Even in these cases, you must be alert for mistakes. Follow up and read the paperwork or online account information closely. Be sure the correct amount of money was deposited in the correct account. Firms sometimes make mistakes such as depositing roll- overs into taxable accounts instead of IRAs. You don’t want the hassle of correcting this mistake weeks or months after it occurred.

• RMDs. Required minimum distributions (RMDs) from retirement accounts must be taken after reaching age 72. Many people try to reduce taxes on RMDs by making rollovers that don’t comply with the tax code. You can’t roll over an RMD to another qualified retirement plan. You still must include the RMD in gross income, except any portion that already is after-tax money.

Any amount you deposit in an IRA or other qualified retirement plan might be an excess contribution to the plan, subject to a 6% penalty for each year you leave it in the plan. You also can’t deposit your RMD in a Roth IRA and call it a conversion.

It can be a contribution to the Roth IRA, if you’re eligible to make one. But the year’s RMD has to be taken and included in gross income before amounts remaining in the traditional IRA are converted to a Roth IRA.

• After-tax funds. You might have after-tax funds in either an IRA or 401(k). After-tax money is money on which you paid taxes before it was contributed. After-tax funds are tax-free when you withdraw them from a 401(k) plan or IRA. But you can’t roll over after-tax money to an employer retirement plan.

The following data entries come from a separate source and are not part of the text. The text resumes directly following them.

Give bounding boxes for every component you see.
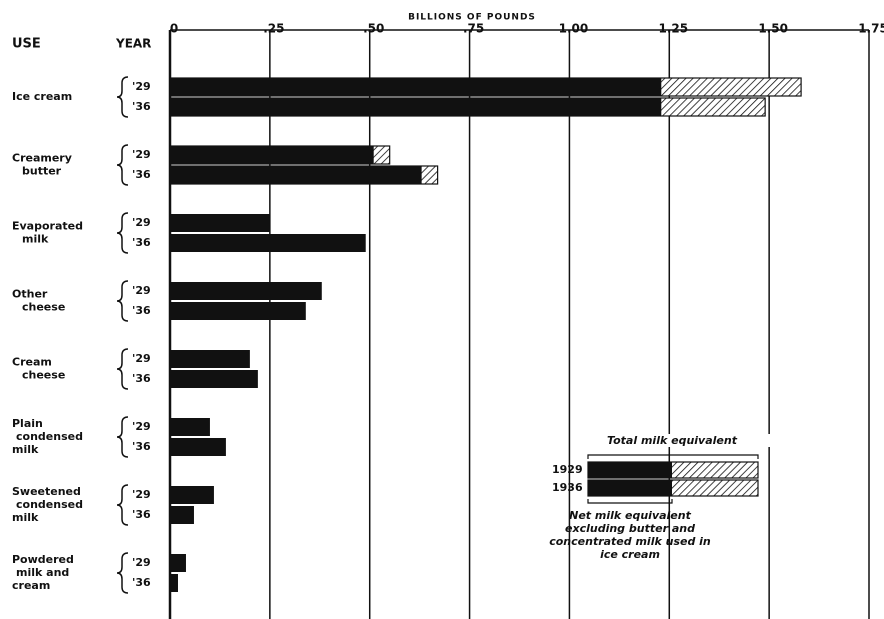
net-bar	[170, 506, 194, 524]
year-label: '36	[132, 508, 151, 521]
category-label: Cream	[12, 356, 52, 369]
category-label: condensed	[16, 498, 83, 511]
category-label: cheese	[22, 369, 65, 382]
x-axis-label: BILLIONS OF POUNDS	[408, 13, 536, 23]
year-brace	[116, 348, 129, 390]
year-brace	[116, 280, 129, 322]
category-label: cream	[12, 579, 50, 592]
category-label: Other	[12, 288, 48, 301]
net-bar	[170, 234, 366, 252]
x-tick-label: 1.75	[858, 22, 884, 36]
category-label: butter	[22, 165, 62, 178]
year-label: '29	[132, 216, 151, 229]
net-bar	[170, 418, 210, 436]
legend-net-label: Net milk equivalent excluding butter and…	[549, 509, 711, 561]
year-brace	[116, 552, 129, 594]
year-label: '36	[132, 168, 151, 181]
legend-year: 1929	[552, 463, 583, 476]
category-label: Creamery	[12, 152, 72, 165]
category-label: Ice cream	[12, 90, 72, 103]
net-bar	[170, 438, 226, 456]
net-bar	[170, 486, 214, 504]
year-label: '36	[132, 236, 151, 249]
year-label: '29	[132, 352, 151, 365]
x-tick-label: 1.25	[658, 22, 688, 36]
net-bar	[170, 370, 258, 388]
net-bar	[170, 554, 186, 572]
year-label: '29	[132, 488, 151, 501]
legend-bracket-bottom	[587, 499, 673, 504]
net-bar	[170, 282, 322, 300]
legend-total-label: Total milk equivalent	[572, 434, 772, 447]
net-bar	[170, 350, 250, 368]
category-label: cheese	[22, 301, 65, 314]
category-label: milk and	[16, 566, 69, 579]
use-header: USE	[12, 37, 41, 52]
year-brace	[116, 212, 129, 254]
legend-year: 1936	[552, 481, 583, 494]
year-label: '29	[132, 80, 151, 93]
x-tick-label: 1.50	[758, 22, 788, 36]
net-bar	[170, 98, 662, 116]
category-label: Evaporated	[12, 220, 83, 233]
net-bar	[170, 574, 178, 592]
legend-net	[588, 462, 672, 478]
net-bar	[170, 146, 374, 164]
category-label: milk	[12, 443, 39, 456]
year-brace	[116, 484, 129, 526]
category-label: condensed	[16, 430, 83, 443]
year-header: YEAR	[115, 37, 151, 51]
year-label: '36	[132, 100, 151, 113]
category-label: milk	[22, 233, 49, 246]
net-bar	[170, 302, 306, 320]
year-label: '36	[132, 440, 151, 453]
category-label: Sweetened	[12, 485, 81, 498]
year-label: '29	[132, 148, 151, 161]
net-bar	[170, 214, 270, 232]
year-label: '36	[132, 372, 151, 385]
x-tick-label: .25	[263, 22, 284, 36]
legend-net	[588, 480, 672, 496]
year-label: '29	[132, 284, 151, 297]
category-label: Powdered	[12, 553, 74, 566]
x-tick-label: 1.00	[559, 22, 589, 36]
year-brace	[116, 76, 129, 118]
category-label: Plain	[12, 417, 43, 430]
net-bar	[170, 166, 422, 184]
year-brace	[116, 416, 129, 458]
year-label: '36	[132, 576, 151, 589]
x-tick-label: .50	[363, 22, 384, 36]
legend-bracket-top	[587, 454, 759, 459]
net-bar	[170, 78, 662, 96]
x-tick-label: .75	[463, 22, 484, 36]
year-label: '36	[132, 304, 151, 317]
year-brace	[116, 144, 129, 186]
x-tick-label: 0	[170, 22, 178, 36]
year-label: '29	[132, 556, 151, 569]
year-label: '29	[132, 420, 151, 433]
category-label: milk	[12, 511, 39, 524]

If you join an employer whose plan accepts rollovers from other plans, you can roll over pre-tax money from an IRA or other 401(k), but any after-tax money can’t be rolled over to an employer plan. This rule can be an advantage.

Suppose you have after-tax money in a traditional IRA and begin working for an employer whose 401(k) plan accepts rollovers. You can roll over the after-tax money to the employer plan and leave all the after-tax money in the IRA.

Then, you can roll over the after-tax money to a Roth IRA and not owe any taxes on that conversion. The IRS issued rules in 2014 that make it easy for taxpayers to execute a tax-free IRA conversion in this way. Or you can keep the after-tax money in the IRA and in the future most of the distributions will be tax free. Only the portion that represents future investment returns would be taxable. Roth IRA contributions are after-tax money.

Roth IRA money can’t be rolled over to an employer plan, even if the employer has a Roth 401(k). You might want to do this rollover in the other direction. Suppose you have after-tax contributions in a 401(k) plan. When you decide to rollover your 401(k) to an IRA, you can separate the pre-tax and after-tax contributions.

The pre-tax contributions can be rolled over to a traditional IRA tax-free as is usually done. The after-tax contributions can be rolled directly to a Roth IRA, and there are no additional taxes paid. To receive this treatment, you must roll over the entire IRA in the same year. These rollovers also must be done trustee-to-trustee.

• Divorce distributions. In many divorces, a 401(k) plan or IRA is divided. To defer taxes, it’s import- ant to follow key steps. Just to make divorce even more difficult, the tax code has slightly different rules for IRAs and 401(k)s. Suppose an IRA owner takes a distribution of half the IRA’s value and hands it to the other spouse. The receiving spouse deposits it in his or her IRA.

The spouse who owned the original IRA will be treated as taking a distribution and will have to include it in gross income. If under age 59½, the spouse also might owe a 10% early distribution penalty.

The other spouse will be penalized for making an excess IRA contribution. To avoid this result (and a similar result with a 401(k) plan), you need a court document. With an IRA, a standard divorce decree is sufficient, but with a 401(k), you need what the tax code calls a qualified domestic relations order (QDRO).

You need a separate QDRO for each 401(k) account involved. Then, the legal document is presented to the IRA custodian or 401(k) administrator along with details about which account is to receive the settlement amount. The custodian or administrator makes the transfer directly to the other account. To avoid taxes on the roll- over, it must be executed from one trustee or administrator to the other.